Alice soupira d’ennui.  » Il me semble que vous pourriez mieux employer le temps, » dit-elle, « et ne pas le gaspiller à proposer des énigmes qui n’ont point de réponses. »

Vous avez eu d’autres problèmes de santé?

Oui, on m’a opéré d’une hernie discale cervicale. C’est le cousin de ma femme, qui est dermatologue qui m’a fait opérer. C’est un très bon dermatologue!

« Alors vous devriez dire ce que vous voulez dire, » continua le Psychiatre.

« C’est ce que je fais, » répliqua vivement Alice.

« Du moins je veux dire ce que je dis; c’est la même chose, n’est-ce pas ? »

« Ce n’est pas du tout la même chose, » dit le Médecin généraliste.  » Vous pourriez alors dire tout aussi bien que: ’Je vois ce que je mange,’ est la même chose que : ’ Je mange ce que je vois.’ »

« Vous pourriez alors dire tout aussi bien, » ajouta le Psychiatre, « que : ’J’aime ce qu’on me donne,’ est la même chose que : ’ On me donne ce que j’aime. »’

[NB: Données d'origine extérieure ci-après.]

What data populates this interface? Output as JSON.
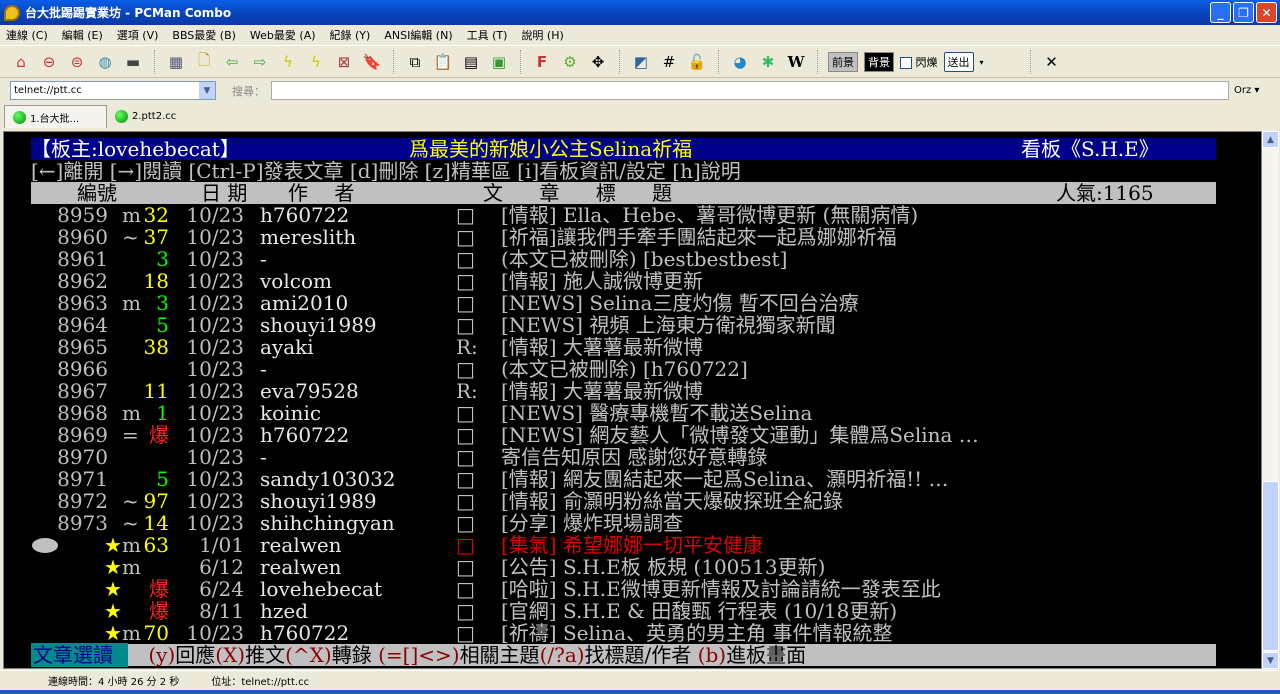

« Vous pourriez dire tout aussi bien, » ajouta le Dermatologue, qui paraissait parler tout endormi,  » que : ’Je respire quand je dors,’ est la même chose que: ’Je dors quand je respire. »

« C’est en effet tout un pour vous, » dit le Dermatologue. Sur ce, la conversation tomba et il se fit un silence de quelques minutes. Pendant ce temps, Alice repassa dans son esprit tout ce qu’elle savait au sujet des angines de poitrine et des névralgies intercostales ; ce qui n’était pas grand’ chose.

A l’ECG, il n’y avait rien, ni à l’échographie cardiaque, ni à la mini-épreuve d’effort que je lui ai finalement faite avec beaucoup d’hésitation, en ayant la goutte de sueur au front. Il aura sa coronarographie dans la semaine. Je prédis un tronc gauche, ou tritronculaire, ou….rien.

Comme elle disait cela, elle s’aperçut qu’un des arbres avait une porte par laquelle on pouvait pénétrer à l’intérieur. « Voilà qui est curieux, » pensa-t-elle. « Mais tout est curieux aujourd’hui. Je crois que je ferai bien d’entrer tout de suite. » Elle entra.